BufferedImage image = ImageIO.read(new File("smile.png"));

When I use this line of code alone, it produes the error:

Unhandled Exception Type IOException...

I can fix this by surrounding the statement with try/catch like so:

BufferedImage image = null;
try
{
    image = ImageIO.read(new File("smile.png"));
}
catch (IOException e)
{
    System.out.println(e);
}

My question is, do you always have to handle IOExceptions when using ImageIO.read()? if so, then why and are there any other classes that do this? I've done a lot of research on the internet and couldn't find a definative answer.

Thanks :)

If your method calls a method that can throw an IOException (like ImageIO.read does), you either need to catch the exception or declare that your method may throw an IOException too (which you do by adding throws IOException to your method's signature).

You have to do this because IOException is a checked exception and the Java compiler ensures that each method may only throw those checked exceptions that it's been declared to throw using the throws declaration.

The idea behind this is that you're always aware if there's a possible error condition that you do not handle.

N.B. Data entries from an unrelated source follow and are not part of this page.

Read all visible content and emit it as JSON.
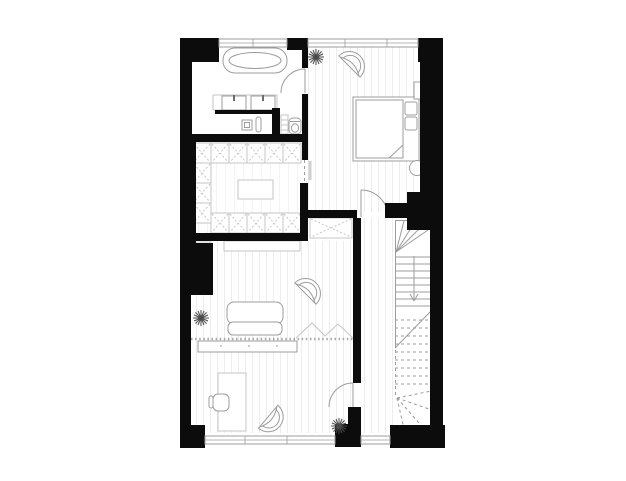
{
  "document": {
    "kind": "architectural-floor-plan",
    "view": "top-down",
    "visible_text": "none"
  },
  "colors": {
    "background": "#ffffff",
    "wall": "#0c0c0c",
    "line": "#9c9c9c",
    "light_line": "#c6c6c6",
    "floor_stripe": "#ededed",
    "closet_stripe": "#f3f3f3",
    "plant": "#4a4a4a"
  },
  "rooms": [
    {
      "id": "bathroom",
      "position": "top-left",
      "fixtures": [
        "bathtub",
        "double-vanity-two-sinks",
        "vanity-counter",
        "floor-drain",
        "radiator",
        "shelf-unit",
        "toilet"
      ]
    },
    {
      "id": "bedroom",
      "position": "top-right",
      "furniture": [
        "double-bed",
        "two-pillows",
        "mattress-fold-corner",
        "bedside-table",
        "round-side-table",
        "shell-armchair",
        "potted-plant"
      ]
    },
    {
      "id": "walk-in-closet",
      "position": "middle-left",
      "furniture": [
        "wardrobe-cell-units-u-shape",
        "center-island"
      ],
      "access": "sliding-pocket-door"
    },
    {
      "id": "living-area",
      "position": "center-bottom",
      "furniture": [
        "sofa",
        "shell-armchair",
        "tv-bench",
        "small-storage-cell",
        "sideboard",
        "folding-glass-partition",
        "potted-plant"
      ]
    },
    {
      "id": "office-area",
      "position": "bottom-left",
      "furniture": [
        "desk",
        "desk-chair",
        "shell-armchair",
        "potted-plant"
      ]
    },
    {
      "id": "stair-hall",
      "position": "right",
      "features": [
        "winder-staircase-down-arrow",
        "cut-break-line",
        "dashed-lower-flight",
        "hall-wardrobe"
      ]
    }
  ],
  "doors": [
    {
      "id": "bathroom-door",
      "type": "swing"
    },
    {
      "id": "bedroom-door",
      "type": "swing"
    },
    {
      "id": "office-door",
      "type": "swing"
    },
    {
      "id": "closet-door",
      "type": "sliding-pocket"
    }
  ],
  "windows": {
    "top_wall": 2,
    "bottom_wall": 2
  }
}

And yes, there are other methods in other classes that throw checked exceptions, too. Pretty much all IO-related methods can throw IOExceptions. And there of course are other checked exceptions as well that need to be handled the same way.

Thanks, that makes perfect since.

Is there any way that I can tell which exceptions are checked and which are unchecked? I've been using the Java Standard Edition API as a reference when programming, but it doesn't explain which exceptions are checked and which aren't

Thanks again :)

An unchecked exception is one that inherits (directly or indirectly) from RuntimeException. A checked exception is one that doesn't.